What Worked for Me: Waiting and Letting It Grow

It takes about 5-8 weeks for the seedlings to make their appearance. The shell almost always breaks into two halves, a root starts to appear and dig its way downwards while the seedling head will strive upwards. It is fascinating to see, and with enough tea you could almost watch your plants grow. In fact, the above series of pictures shows the growth period from the beginning of January (highly obliging plants, I must admit).

The initial development seemed to be much faster, and nothing much appears to have happened in February. However, the stalks browned and became harder. Maybe the plant used the time to build more solid, wooden stems.

In March, I missed the development of a new shoot. Shortly after repositioning the pot in a bigger glass house, the first April bud developed, and by mid-April it had already transformed into two leaves (one so-called fish leave of just a few millimeters’ size and a proper leave) with a new bud.

In August growth again seemed to stall, and I was already wondering whether it was worth it to take a picture every day, when all of a sudden a new shoot rapidly started to develop into a beautiful leave.
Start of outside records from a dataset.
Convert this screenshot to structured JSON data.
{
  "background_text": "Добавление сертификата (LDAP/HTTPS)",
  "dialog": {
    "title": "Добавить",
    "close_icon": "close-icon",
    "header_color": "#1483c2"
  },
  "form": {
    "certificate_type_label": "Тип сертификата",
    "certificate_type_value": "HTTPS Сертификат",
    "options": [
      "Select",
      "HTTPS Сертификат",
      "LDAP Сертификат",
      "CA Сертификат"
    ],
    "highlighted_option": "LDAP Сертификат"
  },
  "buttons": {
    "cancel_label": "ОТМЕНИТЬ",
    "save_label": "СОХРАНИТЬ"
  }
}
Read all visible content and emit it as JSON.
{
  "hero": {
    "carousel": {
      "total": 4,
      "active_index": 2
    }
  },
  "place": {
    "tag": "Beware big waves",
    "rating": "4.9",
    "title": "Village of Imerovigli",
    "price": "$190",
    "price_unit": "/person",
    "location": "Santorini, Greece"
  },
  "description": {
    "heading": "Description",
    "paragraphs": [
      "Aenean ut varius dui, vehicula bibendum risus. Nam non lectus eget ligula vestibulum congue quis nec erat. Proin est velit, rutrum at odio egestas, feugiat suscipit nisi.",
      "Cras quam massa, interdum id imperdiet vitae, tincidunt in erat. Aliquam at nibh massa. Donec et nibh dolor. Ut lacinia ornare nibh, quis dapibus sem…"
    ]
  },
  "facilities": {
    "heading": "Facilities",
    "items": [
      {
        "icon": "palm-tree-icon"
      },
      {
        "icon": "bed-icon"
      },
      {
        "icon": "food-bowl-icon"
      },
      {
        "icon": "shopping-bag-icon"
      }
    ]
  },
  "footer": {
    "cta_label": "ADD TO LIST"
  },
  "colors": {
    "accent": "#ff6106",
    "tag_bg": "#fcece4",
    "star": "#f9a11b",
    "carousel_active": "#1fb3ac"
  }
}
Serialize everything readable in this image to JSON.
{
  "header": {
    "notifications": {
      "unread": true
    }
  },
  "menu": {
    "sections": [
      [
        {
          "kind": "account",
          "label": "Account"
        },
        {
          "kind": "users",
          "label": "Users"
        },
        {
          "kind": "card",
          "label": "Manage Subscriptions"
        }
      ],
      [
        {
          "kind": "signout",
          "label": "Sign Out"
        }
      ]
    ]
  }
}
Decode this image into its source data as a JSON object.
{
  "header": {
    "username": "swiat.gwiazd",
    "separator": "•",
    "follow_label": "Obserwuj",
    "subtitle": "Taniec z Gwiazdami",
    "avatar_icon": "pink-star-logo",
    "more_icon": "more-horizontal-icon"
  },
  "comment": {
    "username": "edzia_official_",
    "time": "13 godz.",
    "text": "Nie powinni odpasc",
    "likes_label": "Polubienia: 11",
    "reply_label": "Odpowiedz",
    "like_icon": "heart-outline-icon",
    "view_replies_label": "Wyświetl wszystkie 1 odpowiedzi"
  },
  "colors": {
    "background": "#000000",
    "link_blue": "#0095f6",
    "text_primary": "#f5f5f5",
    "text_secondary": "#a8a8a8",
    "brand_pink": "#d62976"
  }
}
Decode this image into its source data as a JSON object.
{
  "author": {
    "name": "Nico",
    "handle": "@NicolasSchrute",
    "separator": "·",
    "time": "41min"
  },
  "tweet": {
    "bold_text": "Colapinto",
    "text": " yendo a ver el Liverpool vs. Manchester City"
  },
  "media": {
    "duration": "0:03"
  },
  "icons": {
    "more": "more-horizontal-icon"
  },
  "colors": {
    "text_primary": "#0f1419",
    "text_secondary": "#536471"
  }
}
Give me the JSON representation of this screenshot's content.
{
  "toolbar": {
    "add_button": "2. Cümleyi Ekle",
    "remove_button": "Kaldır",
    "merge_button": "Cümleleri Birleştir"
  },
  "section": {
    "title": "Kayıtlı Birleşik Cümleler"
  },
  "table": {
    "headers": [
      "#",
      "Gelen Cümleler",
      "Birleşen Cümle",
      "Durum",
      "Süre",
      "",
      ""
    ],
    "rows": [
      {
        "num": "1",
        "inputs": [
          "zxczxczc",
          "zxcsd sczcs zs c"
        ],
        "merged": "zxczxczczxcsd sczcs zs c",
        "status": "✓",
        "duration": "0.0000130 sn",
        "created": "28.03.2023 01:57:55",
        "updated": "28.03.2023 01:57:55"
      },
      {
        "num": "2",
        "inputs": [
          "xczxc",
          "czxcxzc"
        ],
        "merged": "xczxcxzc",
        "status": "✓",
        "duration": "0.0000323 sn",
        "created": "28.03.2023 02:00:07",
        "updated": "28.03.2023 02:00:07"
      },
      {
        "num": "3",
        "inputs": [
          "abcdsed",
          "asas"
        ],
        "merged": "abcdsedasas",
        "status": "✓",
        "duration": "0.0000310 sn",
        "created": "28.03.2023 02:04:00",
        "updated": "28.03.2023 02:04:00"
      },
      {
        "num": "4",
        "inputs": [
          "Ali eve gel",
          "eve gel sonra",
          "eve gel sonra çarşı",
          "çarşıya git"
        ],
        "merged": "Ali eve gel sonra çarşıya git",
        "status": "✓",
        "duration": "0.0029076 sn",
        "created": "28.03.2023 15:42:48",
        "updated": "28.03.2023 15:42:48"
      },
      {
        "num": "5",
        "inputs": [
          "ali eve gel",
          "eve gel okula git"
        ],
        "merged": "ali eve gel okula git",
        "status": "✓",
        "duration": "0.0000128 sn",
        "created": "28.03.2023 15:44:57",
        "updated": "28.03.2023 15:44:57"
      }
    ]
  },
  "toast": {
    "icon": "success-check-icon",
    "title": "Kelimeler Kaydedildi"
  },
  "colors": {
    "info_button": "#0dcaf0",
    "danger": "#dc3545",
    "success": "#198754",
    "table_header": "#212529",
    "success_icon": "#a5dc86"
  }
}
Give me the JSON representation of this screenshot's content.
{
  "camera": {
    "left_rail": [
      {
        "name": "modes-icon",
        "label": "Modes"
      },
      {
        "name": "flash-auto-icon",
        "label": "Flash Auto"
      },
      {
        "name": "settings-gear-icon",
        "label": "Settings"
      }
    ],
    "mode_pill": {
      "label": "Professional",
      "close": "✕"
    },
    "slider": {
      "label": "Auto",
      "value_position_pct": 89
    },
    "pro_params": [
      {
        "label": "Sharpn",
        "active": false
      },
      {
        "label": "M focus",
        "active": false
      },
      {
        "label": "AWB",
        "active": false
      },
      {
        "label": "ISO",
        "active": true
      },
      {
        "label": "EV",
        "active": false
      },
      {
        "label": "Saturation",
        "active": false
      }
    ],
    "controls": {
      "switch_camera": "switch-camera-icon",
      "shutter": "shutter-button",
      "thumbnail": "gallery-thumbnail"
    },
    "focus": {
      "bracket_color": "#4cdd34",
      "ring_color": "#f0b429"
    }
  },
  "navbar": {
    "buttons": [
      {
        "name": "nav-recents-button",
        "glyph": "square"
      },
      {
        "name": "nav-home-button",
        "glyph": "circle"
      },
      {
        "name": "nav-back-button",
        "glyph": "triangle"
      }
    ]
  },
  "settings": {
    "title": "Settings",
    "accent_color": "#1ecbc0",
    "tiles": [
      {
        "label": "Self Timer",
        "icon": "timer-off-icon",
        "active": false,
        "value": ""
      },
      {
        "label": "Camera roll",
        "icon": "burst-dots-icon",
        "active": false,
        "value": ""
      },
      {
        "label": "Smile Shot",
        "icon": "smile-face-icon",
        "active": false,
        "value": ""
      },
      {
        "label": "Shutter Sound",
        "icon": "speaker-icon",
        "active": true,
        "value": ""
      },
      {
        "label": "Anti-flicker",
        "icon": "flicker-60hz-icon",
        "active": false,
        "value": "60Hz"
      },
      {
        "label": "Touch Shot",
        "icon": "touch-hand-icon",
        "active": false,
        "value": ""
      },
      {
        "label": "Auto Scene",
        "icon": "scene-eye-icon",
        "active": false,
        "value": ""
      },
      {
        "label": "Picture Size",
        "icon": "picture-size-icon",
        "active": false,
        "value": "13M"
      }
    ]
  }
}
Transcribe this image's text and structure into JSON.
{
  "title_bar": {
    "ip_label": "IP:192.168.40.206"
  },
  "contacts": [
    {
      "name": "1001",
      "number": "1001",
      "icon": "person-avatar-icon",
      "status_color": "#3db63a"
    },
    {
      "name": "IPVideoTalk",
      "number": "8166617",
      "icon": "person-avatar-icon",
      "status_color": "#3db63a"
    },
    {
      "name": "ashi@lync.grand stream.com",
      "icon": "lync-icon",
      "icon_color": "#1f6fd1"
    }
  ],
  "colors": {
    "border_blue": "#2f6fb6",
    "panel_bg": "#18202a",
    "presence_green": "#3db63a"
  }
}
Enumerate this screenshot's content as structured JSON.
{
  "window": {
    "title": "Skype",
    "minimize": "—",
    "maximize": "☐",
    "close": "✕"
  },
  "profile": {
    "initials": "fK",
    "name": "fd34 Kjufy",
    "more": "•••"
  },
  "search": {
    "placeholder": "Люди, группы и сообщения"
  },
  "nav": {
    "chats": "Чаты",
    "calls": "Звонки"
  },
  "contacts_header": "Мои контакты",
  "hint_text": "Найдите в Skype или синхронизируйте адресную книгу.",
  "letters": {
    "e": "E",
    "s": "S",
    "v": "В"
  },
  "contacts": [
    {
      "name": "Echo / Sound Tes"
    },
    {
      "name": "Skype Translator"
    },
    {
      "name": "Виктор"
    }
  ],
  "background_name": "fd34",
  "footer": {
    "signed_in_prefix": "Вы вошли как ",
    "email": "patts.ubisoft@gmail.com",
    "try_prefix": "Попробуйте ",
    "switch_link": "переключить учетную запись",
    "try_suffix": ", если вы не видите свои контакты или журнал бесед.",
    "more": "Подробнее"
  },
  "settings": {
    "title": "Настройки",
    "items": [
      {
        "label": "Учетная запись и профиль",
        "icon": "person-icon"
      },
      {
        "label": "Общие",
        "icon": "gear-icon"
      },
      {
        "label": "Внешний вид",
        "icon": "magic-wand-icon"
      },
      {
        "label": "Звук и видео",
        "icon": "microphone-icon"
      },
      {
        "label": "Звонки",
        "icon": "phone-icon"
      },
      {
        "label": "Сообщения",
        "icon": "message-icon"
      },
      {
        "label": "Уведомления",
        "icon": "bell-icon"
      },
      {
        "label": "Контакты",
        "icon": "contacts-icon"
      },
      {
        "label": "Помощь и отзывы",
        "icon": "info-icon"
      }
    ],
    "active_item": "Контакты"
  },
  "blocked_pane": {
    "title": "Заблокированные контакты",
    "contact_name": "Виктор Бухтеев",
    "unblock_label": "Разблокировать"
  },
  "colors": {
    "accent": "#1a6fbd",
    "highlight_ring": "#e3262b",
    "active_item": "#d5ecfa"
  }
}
The tea plant grows tap roots (Cf. How deep are the roots of an organic tea plant) and this is where I made a serious mistake last time: Thinking that maybe the plant had stalled growth because it had noticed it was sitting in a shallow container, I replanted my seedlings and gave them fresh air to breathe together with sunlight outside. Sadly, they all died within a day or two. My local gardener advised me not to put them into a new environment too early, and so this time, even though I know they are building tap roots, I’ll let them mature a little longer.

The Plant’s Further Needs

Once more, this is not where the problems end. At some point, your plant will be strong enough to be planted into a proper container. Like its 250 flowering Camellia sisters (most of which cannot be used to produce tea), Camellia Sinensis belongs to the Theaceae family and thus needs slightly acidic but well-draining soil. You can use the same soil as you would for camellias (and magnolias, I think), but well-draining soil here means that almost all the water you pour in at the top, comes out at the bottom of your pot, which is quite a hassle. Furthermore, it needs to be watered on a daily basis. Watching the seeds turn into seedlings in the glass house was the easy part. Now follows the hard work. In addition to this, it will take 3-5 years for the plant to grow enough so that you can start producing tea. Also note that 500g of wet tea leaves will yield about 100g of dry tea leaves to put into your cup. (And now you will understand why I have a laughing fit every time I discover a website that makes you think you can easily produce your own tea at home).